念のために言っておくが、筆者は日本の文化が他国に対して劣っているなどとはまったく思っていない。むしろ逆で、日本の優れた部分の多くはまだまだ海外にうまく伝わっていないと考えている。これは日本人全員が考えていくべき課題ではないか。例えガラパゴスでも、中国のように自国に世界最大の市場を有しており、その規模感をもって世界を自国主導型の経済にもっていこうとする国もある。しかし、公称だけでも13億人の人口を抱える中国とその十分の一以下の人口しか抱えていない日本では取るべき戦略も全く異なってきて然るべきである。日本は明治維新以来ずっと「鎖国か開国か」という議論を続けているように思うのだが、筆者にとってはこれはすでに「問いかけ」ではなく、確認だ。つまり日本には開国という答えしか残されていない。しかし、もしも日本国民の総意でもう一度鎖国を選択し、クールジャパンを楽しむために日本に観光客を誘致するだけで国の経済を成り立たせるという選択肢を取るというのであれば、それは全力で支援したい。(が、その国に住みたいかというと、ここでは個人と家族の意思を尊重させて頂きたいと考えるのだが)電子出版においてもこのガラパゴス現象の特徴は顕著に現れてきているのは厳然たる事実だ。しかも日本は電子出版市場の規模において北米市場を最初からしのいでいるという統計があるので余計にタチが悪い。このままでは「ネットとケータイ」先進国を謳ってつかの間の栄華に酔いしれた悪夢の再来である。

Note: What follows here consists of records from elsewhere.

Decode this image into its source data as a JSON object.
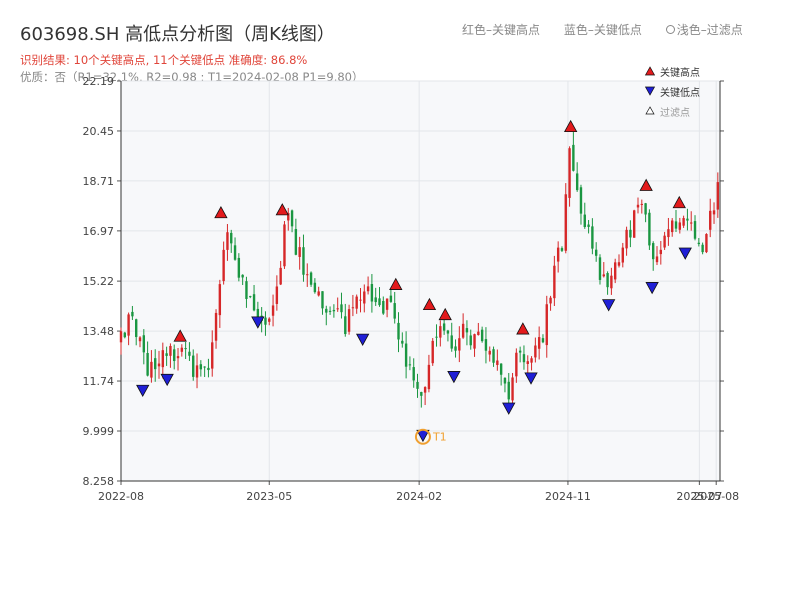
{
  "header": {
    "title": "603698.SH 高低点分析图（周K线图）",
    "result_line": "识别结果: 10个关键高点, 11个关键低点   准确度: 86.8%",
    "quality_line": "优质：否（R1=32.1%, R2=0.98 ; T1=2024-02-08 P1=9.80）"
  },
  "top_legend": {
    "red": "红色–关键高点",
    "blue": "蓝色–关键低点",
    "light": "浅色–过滤点"
  },
  "colors": {
    "up": "#d62728",
    "down": "#1a9641",
    "high_marker": "#e31a1c",
    "low_marker": "#1f1fd6",
    "t1_ring": "#f0a030",
    "plot_bg": "#f7f8fa",
    "grid": "#e3e6ea"
  },
  "chart_data": {
    "type": "candlestick",
    "ylim": [
      8.258,
      22.19
    ],
    "y_ticks": [
      "8.258",
      "9.999",
      "11.74",
      "13.48",
      "15.22",
      "16.97",
      "18.71",
      "20.45",
      "22.19"
    ],
    "y_tick_values": [
      8.258,
      9.999,
      11.74,
      13.48,
      15.22,
      16.97,
      18.71,
      20.45,
      22.19
    ],
    "x_ticks": [
      "2022-08",
      "2023-05",
      "2024-02",
      "2024-11",
      "2025-07",
      "2025-08"
    ],
    "x_tick_dates": [
      "2022-08-01",
      "2023-05-01",
      "2024-02-01",
      "2024-11-01",
      "2025-07-01",
      "2025-08-01"
    ],
    "x_range": [
      "2022-08-01",
      "2025-08-08"
    ],
    "grid": true,
    "legend_position": "top-right",
    "legend": [
      "关键高点",
      "关键低点",
      "过滤点"
    ],
    "close_path": [
      [
        "2022-08-01",
        13.1
      ],
      [
        "2022-08-20",
        13.8
      ],
      [
        "2022-09-15",
        12.3
      ],
      [
        "2022-10-25",
        12.6
      ],
      [
        "2022-11-25",
        13.2
      ],
      [
        "2022-12-15",
        12.0
      ],
      [
        "2023-01-10",
        12.2
      ],
      [
        "2023-02-15",
        17.2
      ],
      [
        "2023-03-05",
        15.5
      ],
      [
        "2023-04-05",
        14.5
      ],
      [
        "2023-04-25",
        14.0
      ],
      [
        "2023-05-15",
        15.0
      ],
      [
        "2023-06-03",
        17.4
      ],
      [
        "2023-06-25",
        16.0
      ],
      [
        "2023-08-05",
        14.6
      ],
      [
        "2023-09-01",
        14.2
      ],
      [
        "2023-09-20",
        13.7
      ],
      [
        "2023-10-15",
        14.7
      ],
      [
        "2023-11-15",
        14.8
      ],
      [
        "2023-12-20",
        13.8
      ],
      [
        "2024-01-15",
        12.0
      ],
      [
        "2024-02-08",
        10.8
      ],
      [
        "2024-02-25",
        13.5
      ],
      [
        "2024-03-15",
        14.0
      ],
      [
        "2024-04-05",
        12.6
      ],
      [
        "2024-04-25",
        13.5
      ],
      [
        "2024-05-15",
        13.2
      ],
      [
        "2024-06-10",
        12.5
      ],
      [
        "2024-07-15",
        11.4
      ],
      [
        "2024-08-01",
        13.0
      ],
      [
        "2024-08-20",
        12.3
      ],
      [
        "2024-09-15",
        13.3
      ],
      [
        "2024-10-01",
        15.0
      ],
      [
        "2024-10-20",
        16.4
      ],
      [
        "2024-11-06",
        19.8
      ],
      [
        "2024-11-25",
        17.8
      ],
      [
        "2024-12-20",
        16.0
      ],
      [
        "2025-01-10",
        15.2
      ],
      [
        "2025-01-25",
        16.0
      ],
      [
        "2025-03-01",
        17.2
      ],
      [
        "2025-03-20",
        18.2
      ],
      [
        "2025-04-05",
        16.2
      ],
      [
        "2025-04-25",
        16.5
      ],
      [
        "2025-05-15",
        17.0
      ],
      [
        "2025-06-03",
        17.7
      ],
      [
        "2025-06-20",
        16.8
      ],
      [
        "2025-07-10",
        16.6
      ],
      [
        "2025-08-08",
        18.6
      ]
    ],
    "key_highs": [
      {
        "date": "2022-11-18",
        "value": 13.3
      },
      {
        "date": "2023-02-01",
        "value": 17.6
      },
      {
        "date": "2023-05-25",
        "value": 17.7
      },
      {
        "date": "2023-12-20",
        "value": 15.1
      },
      {
        "date": "2024-02-20",
        "value": 14.4
      },
      {
        "date": "2024-03-20",
        "value": 14.05
      },
      {
        "date": "2024-08-10",
        "value": 13.55
      },
      {
        "date": "2024-11-06",
        "value": 20.6
      },
      {
        "date": "2025-03-25",
        "value": 18.55
      },
      {
        "date": "2025-05-25",
        "value": 17.95
      }
    ],
    "key_lows": [
      {
        "date": "2022-09-10",
        "value": 11.42
      },
      {
        "date": "2022-10-25",
        "value": 11.8
      },
      {
        "date": "2023-04-10",
        "value": 13.8
      },
      {
        "date": "2023-10-20",
        "value": 13.2
      },
      {
        "date": "2024-02-08",
        "value": 9.85
      },
      {
        "date": "2024-04-05",
        "value": 11.9
      },
      {
        "date": "2024-07-15",
        "value": 10.8
      },
      {
        "date": "2024-08-25",
        "value": 11.85
      },
      {
        "date": "2025-01-15",
        "value": 14.4
      },
      {
        "date": "2025-04-05",
        "value": 15.0
      },
      {
        "date": "2025-06-05",
        "value": 16.2
      }
    ],
    "t1": {
      "label": "T1",
      "date": "2024-02-08",
      "value": 9.8
    }
  }
}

日本の名誉のために少しだけ補足すると、ネットの地上インフラ整備という点ではいまだに日本は世界でも有数だと思うが、これは何より日本の国土が先進国の中では圧倒的に小さいからであり、少なくともウェブの世界では世界をリードする何の実績も内容ももっていない。極論を言うと日本のネット環境はよすぎるばかりにゴミも増えているのかも知れない。無線LAN環境を意味するWiFiのホットスポットにおいては、これほどまでに使えないのか、と毎回出張の度に辟易するくらいに利用環境が悪く、また海外から日本を訪れている人たちに全く配慮されていないという点でも日本は国際音痴になってしまっている。

(こちらはまさに瀕死の状態で抜本的な処置法すら思い浮かばないのだが)後述するが、日本にはマンガという世界に誇るコンテンツとそのコンテンツを制作できる世界で一番成熟した土台と目の肥えた読者層がいる。しかし、これを世界水準に引き上げるためには、今度は世界という市場の目をフィルターにした製作環境を再構築していかなければならない。これだけの先行者利益を享受している日本がこの点で他国に遅れを取る事は当分ないと思うし、そんなことはあってはならないことだ。本書を通じて筆者が訴えたいメッセージの中でも特に強い部分がこの「日本発、世界へ」のコンセプトであり、この理念に対する支持基盤の構築である。日本人ならば誰でも知っている「驕る平家は久しからず」という言葉、あるいは「うさぎとかめ」の童話から伝わってくるメッセージをしっかりと噛み締めながら、新たに拓かれた電子出版という大きな市場で日本のクリエイターは慎重に、かつ積極的に前進していくべきだ。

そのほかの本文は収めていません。